La recensione di Nimic di Yorgos Lanthimos, disponibile su Disney+e al cinema dal 28 marzo distribuito da Trent Film.
Nimic di Yorgos Lanthimos
All’inizio della sua brillante carriera Yorgos Lanthimos aveva scelto il genere del film breve. Poi ha inanellato una serie di spiazzanti lungometraggi, facendosi portare al successo internazionale dai provocatori The lobster e Il sacrificio del cervo sacro. Ora, dopo aver incamerato i due Oscar vinti da La Favorita, sceglie di tornare al cortometraggio con Nimic.
Lo scrive in compagnia del greco Efthymis Filippou, storico collaboratore e suo connazionale. Ma gira di nuovo in lingua inglese e continua a prediligere l’ambientazione spaziosa, questa volta una moderna casa asettica, per mettere in scena l’ennesimo nucleo familiare tanto benestante quanto inquietante.
I personaggi
Quasi a replicare la formazione Colman-Stone-Weisz del precedente lavoro, anche qui ci sono tre protagonisti: lui (Matt Dillon), lei (Susan Elle) e l’altra (Daphné Patakia). Ma chi è l’intrusa, se ve n’è una, bisogna chiederlo ai bambini (i figli dei protagonisti sono anch’essi tre), salvo sentirsi rispondere che essendo bambini non possono saperlo. Lanthimos si diverte a farci entrare nel mistero, inquadrando in primo piano un elemento simbolico come l’uovo, simmetricamente cucinato all’inizio del film da Dillon e alla fine del film da Patakia, nella medesima cucina.
Ma torniamo qualche minuto indietro. Dillon ha incontrato la donna in metropolitana. Non poteva non vederla perchè gli sedeva di fronte, quasi fosse una proiezione di lui. Se non ci fosse stata, l’uomo si sarebbe riflesso nel vetro del vagone. I due si rivolgono la stessa domanda: che ora è? Eccolo il primo elemento su cui ruota questo piccolo grande film di breve durata, il tempo. Il tempo che trascende l’esperienza individuale e va avanti incurante dell’identità di un uomo o di una donna, di un uomo bianco o di un uomo di colore. Va avanti, inesorabilmente, per tutti.
La musica in Nimic di Lanthimos
Il secondo elemento importante è la musica. L’uomo suona in un’orchestra di strumenti a corda. E vengono in mente le parole di Eric Romher:
Il cinema è più vicino alla musica che alla pittura perché è fatto non di immagini ma di inquadrature dove dentro scorre il tempo come nella musica.
Il protagonista, e il regista stesso, riflettono sul tempo e sulla musica, sull’esperienza umana e su quella cinematografica. L’inizio e la fine di Nimic, che in rumeno significa “niente”, sono uguali, come a definire un loop entro cui le vicende si ripetono (o si moltiplicano, ci piace pensare, tendendo all’infinito).

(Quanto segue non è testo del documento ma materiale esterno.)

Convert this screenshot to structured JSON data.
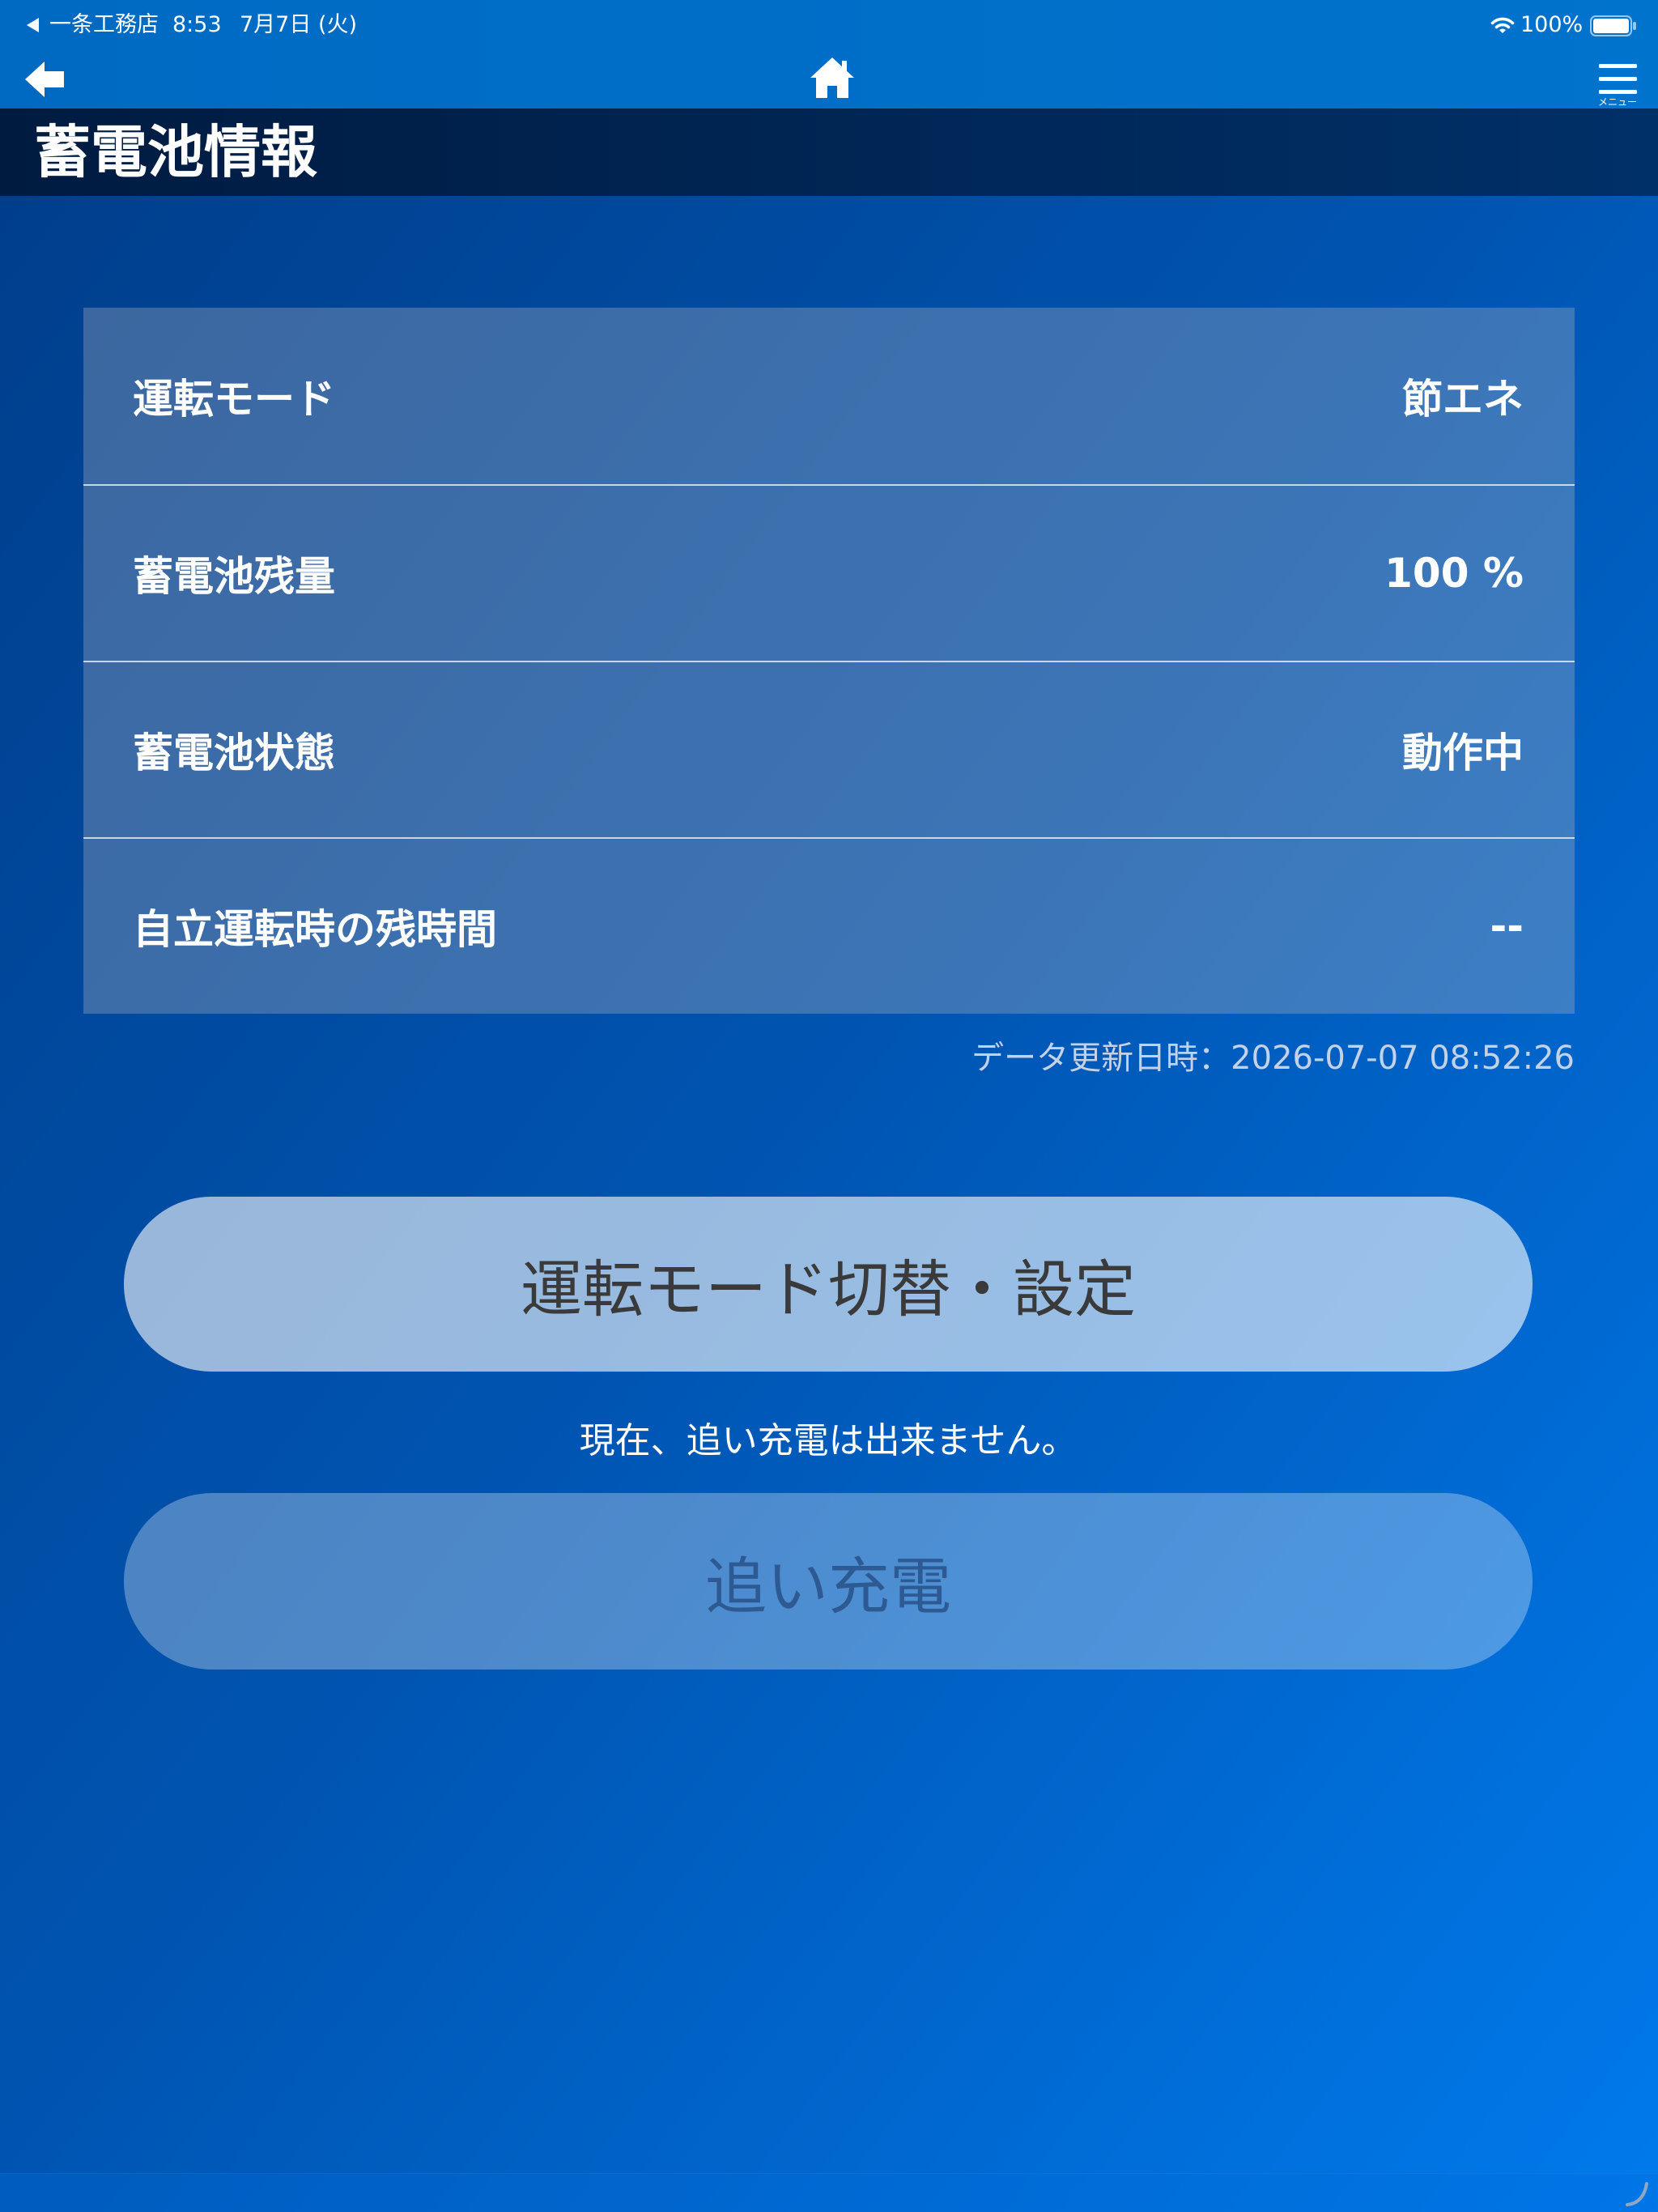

La scena più spiazzante del cortometraggio mostra Dillon e Patakia che infilano nello stesso buco della serratura ciascuno la propria chiave di casa. Ma la chiave di interpretazione di questo film non è affatto univoca e Lanthimos offre agli spettatori il piacere di elaborare le più svariate soluzioni interpretative, dal triangolo amoroso alla reminiscenza del già vissuto, dalla proiezione onirica alla progressione di una psicopatologia. È questo il bello: la sconfinata libertà che il suo genio riesce a far penetrare attraverso lo spioncino della serratura. Un vero e proprio omaggio al genere del cortometraggio.